作者旨在研究特定剂量类别下的抗精神病药联合用药与单药治疗的安全性。
从芬兰全国住院患者登记处中确定了(N=61889;中位随访时间,14.8 年[IQR=7.4-22.0])患有精神分裂症的患者,并在 1996-2017 年期间对其进行了随访。在七个剂量类别(<0.4、0.4-<0.6、0.6-<0.9、0.9-<1.1、1.1-<1.4、1.4-<1.6 和≥1.6 定义日剂量[DDD])中,将联合用药与单药治疗进行比较,根据非精神科和心血管住院情况(调整后的危害比)评估严重躯体发病率的风险。采用个体内分析以消除选择偏倚。

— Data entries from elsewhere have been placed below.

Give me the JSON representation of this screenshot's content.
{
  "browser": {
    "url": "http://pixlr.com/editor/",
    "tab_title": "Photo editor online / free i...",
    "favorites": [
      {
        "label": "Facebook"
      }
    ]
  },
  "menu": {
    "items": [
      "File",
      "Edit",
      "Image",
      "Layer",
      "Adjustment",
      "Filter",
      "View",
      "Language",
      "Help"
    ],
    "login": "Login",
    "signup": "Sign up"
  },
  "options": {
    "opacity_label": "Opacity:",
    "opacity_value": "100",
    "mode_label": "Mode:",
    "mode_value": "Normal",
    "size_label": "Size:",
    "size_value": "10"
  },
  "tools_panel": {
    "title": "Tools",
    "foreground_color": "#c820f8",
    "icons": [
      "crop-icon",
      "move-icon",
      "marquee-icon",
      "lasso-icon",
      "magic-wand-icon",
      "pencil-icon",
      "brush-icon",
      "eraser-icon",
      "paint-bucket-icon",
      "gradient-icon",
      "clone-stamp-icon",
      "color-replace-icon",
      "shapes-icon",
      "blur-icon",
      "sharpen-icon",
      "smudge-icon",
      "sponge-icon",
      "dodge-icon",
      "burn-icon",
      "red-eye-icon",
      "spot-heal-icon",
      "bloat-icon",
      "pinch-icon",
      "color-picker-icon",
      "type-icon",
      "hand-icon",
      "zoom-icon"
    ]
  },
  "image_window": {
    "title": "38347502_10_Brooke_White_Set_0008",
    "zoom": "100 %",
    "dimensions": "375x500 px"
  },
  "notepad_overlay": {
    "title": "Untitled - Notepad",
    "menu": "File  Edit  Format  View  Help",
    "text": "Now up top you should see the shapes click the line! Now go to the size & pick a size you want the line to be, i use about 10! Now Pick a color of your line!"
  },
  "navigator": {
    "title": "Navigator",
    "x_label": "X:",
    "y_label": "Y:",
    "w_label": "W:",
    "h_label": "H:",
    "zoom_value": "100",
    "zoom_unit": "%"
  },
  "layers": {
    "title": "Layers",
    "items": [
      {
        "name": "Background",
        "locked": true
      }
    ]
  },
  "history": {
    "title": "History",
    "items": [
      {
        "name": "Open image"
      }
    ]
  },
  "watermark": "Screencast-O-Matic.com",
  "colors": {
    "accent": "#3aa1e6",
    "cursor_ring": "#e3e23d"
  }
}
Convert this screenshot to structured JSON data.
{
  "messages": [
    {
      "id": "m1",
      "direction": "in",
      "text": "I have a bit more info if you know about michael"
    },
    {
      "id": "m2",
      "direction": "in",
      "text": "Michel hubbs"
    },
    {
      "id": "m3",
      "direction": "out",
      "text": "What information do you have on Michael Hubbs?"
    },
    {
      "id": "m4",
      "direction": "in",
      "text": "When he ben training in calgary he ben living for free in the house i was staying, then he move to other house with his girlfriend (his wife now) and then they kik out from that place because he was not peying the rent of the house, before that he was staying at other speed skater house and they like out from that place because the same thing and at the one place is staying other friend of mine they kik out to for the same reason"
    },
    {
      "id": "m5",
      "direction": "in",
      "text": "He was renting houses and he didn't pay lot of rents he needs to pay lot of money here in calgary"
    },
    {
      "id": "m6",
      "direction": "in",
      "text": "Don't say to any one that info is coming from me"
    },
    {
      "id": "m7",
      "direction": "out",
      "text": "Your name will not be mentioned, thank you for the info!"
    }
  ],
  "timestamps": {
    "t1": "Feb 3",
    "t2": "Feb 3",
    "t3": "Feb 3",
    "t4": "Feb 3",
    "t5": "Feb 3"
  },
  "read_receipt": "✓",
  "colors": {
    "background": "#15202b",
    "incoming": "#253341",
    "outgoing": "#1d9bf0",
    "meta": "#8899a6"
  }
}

队列的平均年龄为 46.7 岁(SD=16.0),50.3%(N=31104)为男性。在使用过单药和联合用药的患者中,在所有总剂量类别中,联合用药的非精神科住院风险明显低于单药治疗相同剂量类别,差异最高可达-13%(1.1-<1.4 DDD/天,调整后的危害比=0.91,95%CI=0.87-0.95;1.4-<1.6 DDD/天,调整后的危害比=0.91,95%CI=0.86-0.96;≥1.6 DDD/天,调整后的危害比=0.87,95%CI=0.84-0.89)。在最高总剂量类别中,联合用药的心血管住院风险显著降低(-18%,调整后的危害比=0.82,95%CI=0.72-0.94)。与单药治疗和未使用药物的比较结果以及与未使用药物的联合用药比较结果均与同一个体中单药治疗与联合用药的主要比较结果一致。与任何单药治疗相比,任何联合用药治疗的非精神科或心血管住院风险均无显著差异。
结果表明,与抗精神病药联合用药相比,抗精神病药单药治疗并不会降低严重躯体健康问题的住院风险。在没有关于安全性问题的现有证据的情况下,治疗指南不应鼓励在没有任何证据的情况下使用单药治疗代替抗精神病药联合用药。